I was perusing aeva this morning and looking at the comparisons of abb motors gave me an idea.

Since number of poles comes up in the context of rewinds, and my understanding is that torque

is to a large degree a function of rotor surface area (length and diameter), I thought moment of inertia might be a good

reference point for comparison when considering changing number of poles for a given motor.

http://www.matrixps.com/products/abb/pdf/Combination 400V 50Hz_GB 022004.pdf
400v 50hz (mi=moment of inertia)

Code:

```
2 pole M2AA 160 MA 11kw 36nm 2915rpm 0.039mi 73kg
*2 pole M2AA 132 SB 7.5kw 25nm 2855rpm 0.016mi 42kg
4 pole M2AA 132 M 7.5kw 49nm 1450rpm 0.038mi 48kg
6 pole M3AA 132 MA 4kw 40nm 960rpm 0.038mi 46kg
8 pole M3AA 132 S 2.2kw 29nm 720rpm 0.038mi 46kg
```

*for reference

2 and 4 pole have about the same power density by weight. the 42kg 2 pole makes 7.5kw, though

the higher rpm can be impractical. The 11kw presumably has more back iron(25kg worth?).

here are the 11kw versions, you can see the moment of inertia vs torque is roughly equal for 2,4,6 poles,

but goes way down at 8 poles, as does the power density. And the 2kg difference between the 2 and 4 pole probably won't

compensate for the gearing.

Code:

```
2 pole M2AA 160 MA 11kw 36nm 2915rpm 0.039mi 73kg
4 pole M2AA 160 M 11kw 72nm 1460rpm 0.067 75kg
6 pole M3AA 160 L 11kw 109nm 970rpm 0.107 102kg
8 pole M3AA 180 L 11kw 146nm 720rpm 0.224 147kg
```

37kw comparisons, the moment of inertia isn't remotely linear with torque or size,

and the 2 pole is starting to pull farther ahead in the kw/kg category (though fixed voltage/frequency in effect).

Code:

```
2 pole M2AA 200 L 37kw 120nm 2945rpm 0.115mi 170kg
4 pole M2AA 225 S 37kw 240nm 1475rpm 0.35mi 216kg
6 pole M3AA 250 SMA 37kw 359nm 985rpm 1.16mi 280kg
8 pole M3AA 280 SMA 37kw 481nm 735rpm 1.52mi 375kg
```

last one I wanted to look at was matching by torque (~73nm), perhaps this should have been first.

Code:

```
2 pole M2AA 180 M 22kw 72nm 2925rpm 0.06mi 111kg
4 pole M2AA 160 M 11kw 72nm 1460rpm 0.067mi 75kg
6 pole M3AA 160 M 7.5kw 74nm 970rpm 0.089mi 88kg
8 pole M3AA 160 M 5.5kw 74nm 710rpm 0.091mi 88kg
```

for a given voltage/hz the two pole makes the most power and is rather efficient, but we don't use a fixed hz. For a given weight the 4 pole pulls ahead in torque.

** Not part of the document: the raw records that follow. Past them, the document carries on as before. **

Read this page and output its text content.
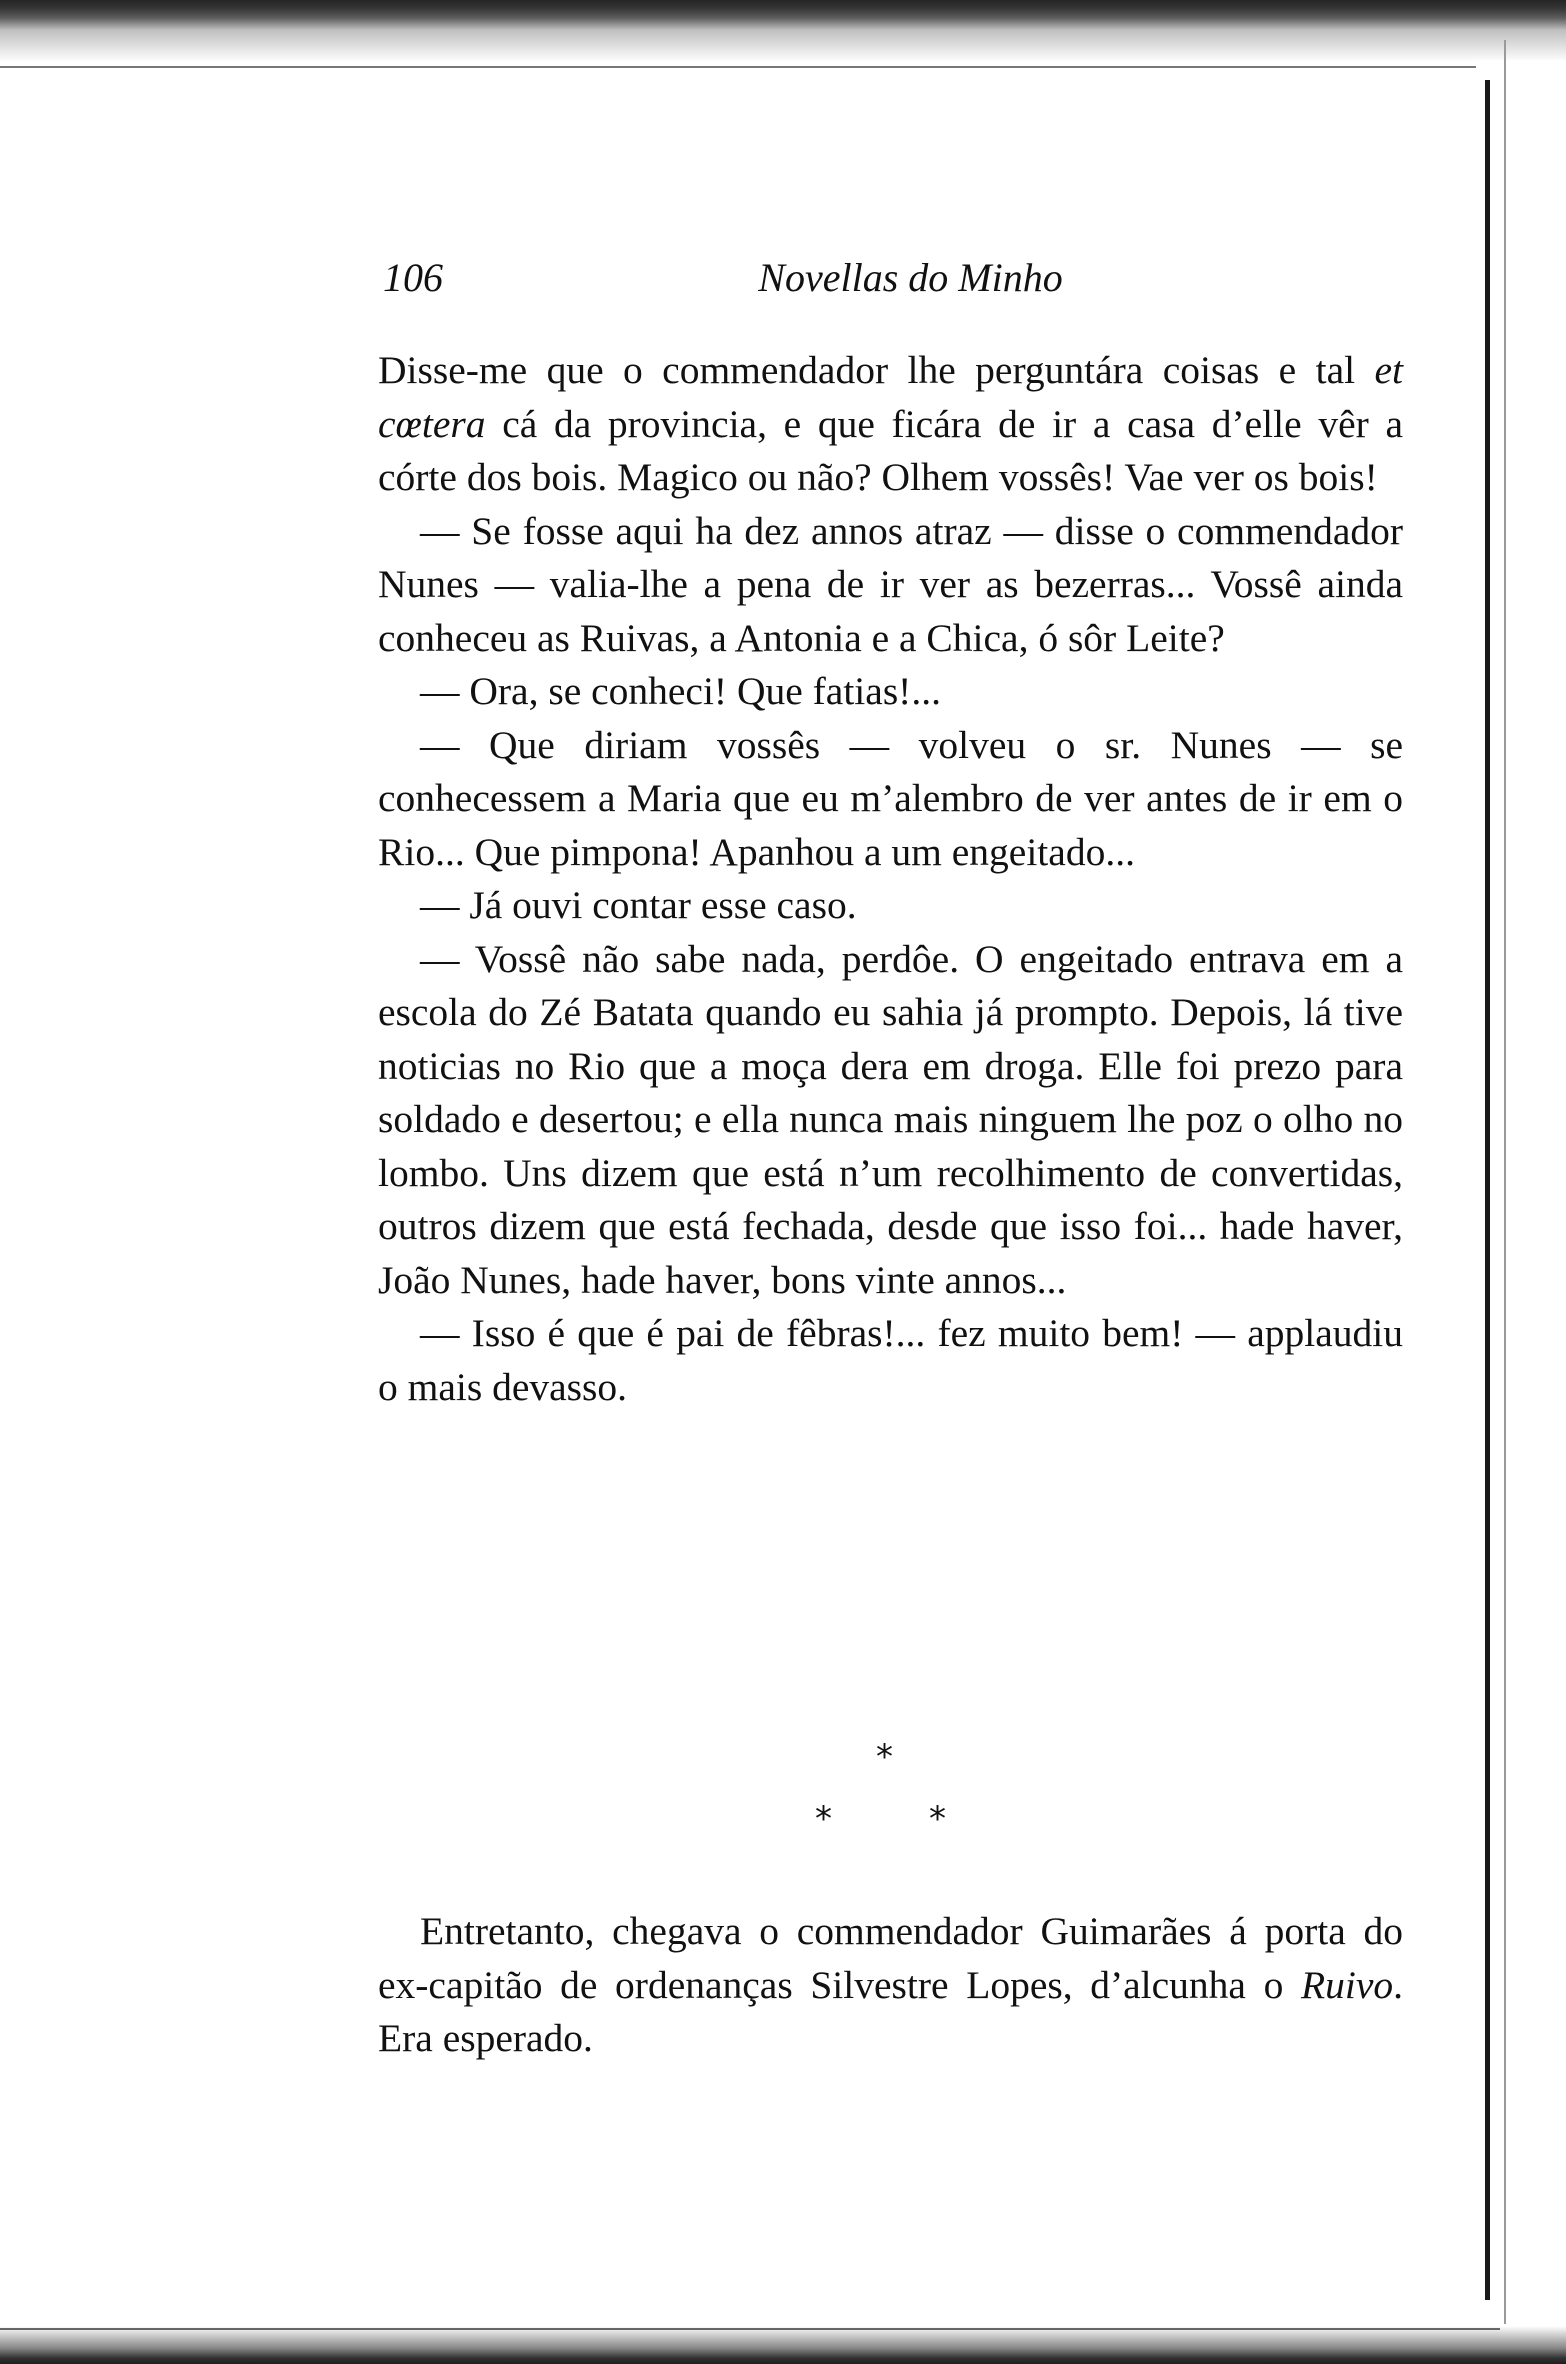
106	Novellas do Minho

Disse-me que o commendador lhe perguntára coisas e tal et cœtera cá da provincia, e que ficára de ir a casa d’elle vêr a córte dos bois. Magico ou não? Olhem vossês! Vae ver os bois!

— Se fosse aqui ha dez annos atraz — disse o commendador Nunes — valia-lhe a pena de ir ver as bezerras... Vossê ainda conheceu as Ruivas, a Antonia e a Chica, ó sôr Leite?

— Ora, se conheci! Que fatias!...

— Que diriam vossês — volveu o sr. Nunes — se conhecessem a Maria que eu m’alembro de ver antes de ir em o Rio... Que pimpona! Apanhou a um engeitado...

— Já ouvi contar esse caso.

— Vossê não sabe nada, perdôe. O engeitado entrava em a escola do Zé Batata quando eu sahia já prompto. Depois, lá tive noticias no Rio que a moça dera em droga. Elle foi prezo para soldado e desertou; e ella nunca mais ninguem lhe poz o olho no lombo. Uns dizem que está n’um recolhimento de convertidas, outros dizem que está fechada, desde que isso foi... hade haver, João Nunes, hade haver, bons vinte annos...

— Isso é que é pai de fêbras!... fez muito bem! — applaudiu o mais devasso.

*
*	*

Entretanto, chegava o commendador Guimarães á porta do ex-capitão de ordenanças Silvestre Lopes, d’alcunha o Ruivo. Era esperado.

Though motor weight is just one part of the puzzle. Obviously bus voltage and battery availability and budget and etc are factors, and changing number of poles is rarely practical.

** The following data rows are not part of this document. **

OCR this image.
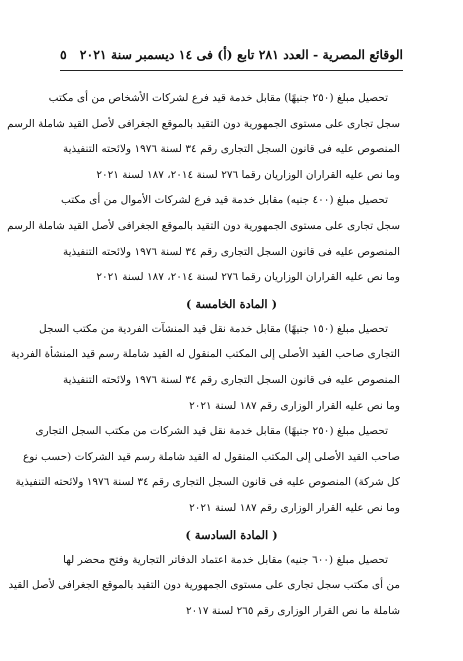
الوقائع المصرية - العدد ٢٨١ تابع (أ) فى ١٤ ديسمبر سنة ٢٠٢١
٥
تحصيل مبلغ (٢٥٠ جنيهًا) مقابل خدمة قيد فرع لشركات الأشخاص من أى مكتب
سجل تجارى على مستوى الجمهورية دون التقيد بالموقع الجغرافى لأصل القيد شاملة الرسم
المنصوص عليه فى قانون السجل التجارى رقم ٣٤ لسنة ١٩٧٦ ولائحته التنفيذية
وما نص عليه القراران الوزاريان رقما ٢٧٦ لسنة ٢٠١٤، ١٨٧ لسنة ٢٠٢١
تحصيل مبلغ (٤٠٠ جنيه) مقابل خدمة قيد فرع لشركات الأموال من أى مكتب
سجل تجارى على مستوى الجمهورية دون التقيد بالموقع الجغرافى لأصل القيد شاملة الرسم
المنصوص عليه فى قانون السجل التجارى رقم ٣٤ لسنة ١٩٧٦ ولائحته التنفيذية
وما نص عليه القراران الوزاريان رقما ٢٧٦ لسنة ٢٠١٤، ١٨٧ لسنة ٢٠٢١
( المادة الخامسة )
تحصيل مبلغ (١٥٠ جنيهًا) مقابل خدمة نقل قيد المنشآت الفردية من مكتب السجل
التجارى صاحب القيد الأصلى إلى المكتب المنقول له القيد شاملة رسم قيد المنشأة الفردية
المنصوص عليه فى قانون السجل التجارى رقم ٣٤ لسنة ١٩٧٦ ولائحته التنفيذية
وما نص عليه القرار الوزارى رقم ١٨٧ لسنة ٢٠٢١
تحصيل مبلغ (٢٥٠ جنيهًا) مقابل خدمة نقل قيد الشركات من مكتب السجل التجارى
صاحب القيد الأصلى إلى المكتب المنقول له القيد شاملة رسم قيد الشركات (حسب نوع
كل شركة) المنصوص عليه فى قانون السجل التجارى رقم ٣٤ لسنة ١٩٧٦ ولائحته التنفيذية
وما نص عليه القرار الوزارى رقم ١٨٧ لسنة ٢٠٢١
( المادة السادسة )
تحصيل مبلغ (٦٠٠ جنيه) مقابل خدمة اعتماد الدفاتر التجارية وفتح محضر لها
من أى مكتب سجل تجارى على مستوى الجمهورية دون التقيد بالموقع الجغرافى لأصل القيد
شاملة ما نص القرار الوزارى رقم ٢٦٥ لسنة ٢٠١٧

Pack voltage is a frequent consideration, so it kinda looks like the two pole is the winner in that regard, since it can also

double the rpm while making the same torque, but would have to be larger than a 4 pole. But if you are rewinding and using an inverter (not fixed frequency) then you can keep the weight down with a 4 pole for the same effect, I think, and/or delta<->wye, etc., typical KV stuff, of course your pack and controller need to be able to handle the current.

6/8 pole will lose efficiency as you try to ramp up the hz to get more power out of them, and they are playing catch-up in the power/weight department.

2 pole looks like a possibility though, if you have a handle on the gear reduction. About %30 more weight for a given torque than a 4 pole, but if both are hz limited, you will still have ~2x as much power from the 2 pole on the top end. But you can't rewind a 4 pole into a 2 pole afaik. And I don't really have a handle on that kind of gear reduction.

edit, it seems the 2 pole is more severely hz restricted than the 4 pole, i.e. 125% vs 200% (obviously that gets pushed), so the 4 pole is going to catch up to the 2 pole as frequency increases, and probably the 6 and 8 pole motors to a larger degree. But that might just be a balance thing vs a magnetic path thing.